There were worries about a ‘COVID slide’ caused by the extended closure during the 2019-2020 school year and the uncertainty surrounding 2020- 2021. Drops in scores were expected, and while some drops are noticeable, the reading test results fared better due to district learning programs.

“In reading, I really think the blended learning grant is really making a difference,” Hudson said. “It’s really targeting the reading. It’s allowing them to do more, and now we need to start targeting the math side of it.”

Using Measure of Academic Progress (MAP) testing which can roughly predict STAAR results, Hudson and elementary principal Jaime Fox saw that the younger grades, especially the kindergarten and first grades of 2020, took the hardest hits academically. Many were not meeting grade level, Hudson said.

“This goes along with what we saw and, when I talked to other districts, what they saw,” Fox said. “The kids that were in kindergarten, first and second, but really kindergarten and first, during COVID, it affected them the most.”

The district has two federal grants coming down the pipe through the Elementary and Secondary School Emergency Relief Fund to create more tutoring programs, improving summer school and purchasing newer technology. The blended learning grant is ending this year, Hudson said, but another grant the district has applied for should be replacing it soon.

In other reports, attendance was holding solid, and enrollment sat at an even 300 across the district. The prior week was reported as one of the best attended weeks since the start of the school year.

Superintendent Steve Johnson in his report mentioned the district has an opportunity to refinance a loan taken out for the elementary school’s construction.
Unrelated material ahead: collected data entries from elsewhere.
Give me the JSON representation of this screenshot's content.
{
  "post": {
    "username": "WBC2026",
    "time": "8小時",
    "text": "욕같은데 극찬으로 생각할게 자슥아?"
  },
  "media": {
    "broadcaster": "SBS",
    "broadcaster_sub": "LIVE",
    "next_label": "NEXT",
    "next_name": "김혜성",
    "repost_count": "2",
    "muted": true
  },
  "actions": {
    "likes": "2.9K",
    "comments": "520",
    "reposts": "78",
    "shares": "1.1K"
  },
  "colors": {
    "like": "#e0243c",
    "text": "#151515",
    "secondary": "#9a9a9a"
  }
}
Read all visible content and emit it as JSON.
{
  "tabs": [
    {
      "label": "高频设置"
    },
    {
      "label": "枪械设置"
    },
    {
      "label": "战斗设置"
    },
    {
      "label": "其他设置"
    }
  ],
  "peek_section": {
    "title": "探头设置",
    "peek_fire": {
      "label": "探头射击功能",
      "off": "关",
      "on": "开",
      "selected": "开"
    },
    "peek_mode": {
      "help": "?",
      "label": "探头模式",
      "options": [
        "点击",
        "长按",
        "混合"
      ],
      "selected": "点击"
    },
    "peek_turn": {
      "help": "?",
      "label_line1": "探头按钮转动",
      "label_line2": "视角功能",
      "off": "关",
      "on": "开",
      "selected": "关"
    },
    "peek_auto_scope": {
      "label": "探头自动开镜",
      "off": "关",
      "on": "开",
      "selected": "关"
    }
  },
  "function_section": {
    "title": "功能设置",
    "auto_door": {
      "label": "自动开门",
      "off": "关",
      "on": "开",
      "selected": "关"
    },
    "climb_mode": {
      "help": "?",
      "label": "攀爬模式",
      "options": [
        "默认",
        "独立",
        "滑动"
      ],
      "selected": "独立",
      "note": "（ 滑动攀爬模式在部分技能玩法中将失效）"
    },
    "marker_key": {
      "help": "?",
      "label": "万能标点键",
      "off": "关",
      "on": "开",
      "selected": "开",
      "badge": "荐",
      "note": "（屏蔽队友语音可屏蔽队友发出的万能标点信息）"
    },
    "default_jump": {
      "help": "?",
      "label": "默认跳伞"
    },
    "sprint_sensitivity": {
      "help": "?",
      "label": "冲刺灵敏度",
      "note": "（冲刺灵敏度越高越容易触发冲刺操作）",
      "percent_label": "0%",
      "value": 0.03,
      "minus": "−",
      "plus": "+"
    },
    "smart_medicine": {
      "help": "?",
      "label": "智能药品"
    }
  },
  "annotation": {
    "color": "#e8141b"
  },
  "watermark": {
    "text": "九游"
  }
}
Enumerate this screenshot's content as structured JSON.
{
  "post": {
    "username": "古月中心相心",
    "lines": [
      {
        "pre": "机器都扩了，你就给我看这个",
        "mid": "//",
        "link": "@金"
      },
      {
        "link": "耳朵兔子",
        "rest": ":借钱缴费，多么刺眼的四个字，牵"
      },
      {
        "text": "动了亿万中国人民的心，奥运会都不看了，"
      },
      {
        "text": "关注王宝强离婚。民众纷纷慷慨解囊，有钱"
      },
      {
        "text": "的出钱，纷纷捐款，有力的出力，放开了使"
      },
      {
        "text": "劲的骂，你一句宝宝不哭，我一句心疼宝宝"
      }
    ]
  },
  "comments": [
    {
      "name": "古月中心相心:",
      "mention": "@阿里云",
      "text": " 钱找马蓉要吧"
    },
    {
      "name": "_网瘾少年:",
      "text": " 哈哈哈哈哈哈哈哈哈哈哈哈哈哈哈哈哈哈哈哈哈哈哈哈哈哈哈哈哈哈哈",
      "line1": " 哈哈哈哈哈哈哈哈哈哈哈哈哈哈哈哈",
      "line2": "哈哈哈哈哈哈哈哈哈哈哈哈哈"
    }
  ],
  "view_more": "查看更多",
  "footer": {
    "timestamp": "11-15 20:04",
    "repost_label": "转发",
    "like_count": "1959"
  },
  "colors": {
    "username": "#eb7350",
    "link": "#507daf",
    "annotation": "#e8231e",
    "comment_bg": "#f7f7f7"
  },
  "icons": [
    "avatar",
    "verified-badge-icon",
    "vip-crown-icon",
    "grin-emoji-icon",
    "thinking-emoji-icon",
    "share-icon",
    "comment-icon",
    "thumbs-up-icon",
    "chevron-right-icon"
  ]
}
It would save $8,500 in interest payments for the rest of the term, he said, and a resolution addressing it will be presented for board approval at a future meeting.

In a usually routine approval of the September bills, board members were surprised at the district’s electricity payment, which had jumped from around $6,500 to over $9,000. Johnson said it was the first full month the new multipurpose facility had been on the district’s grid.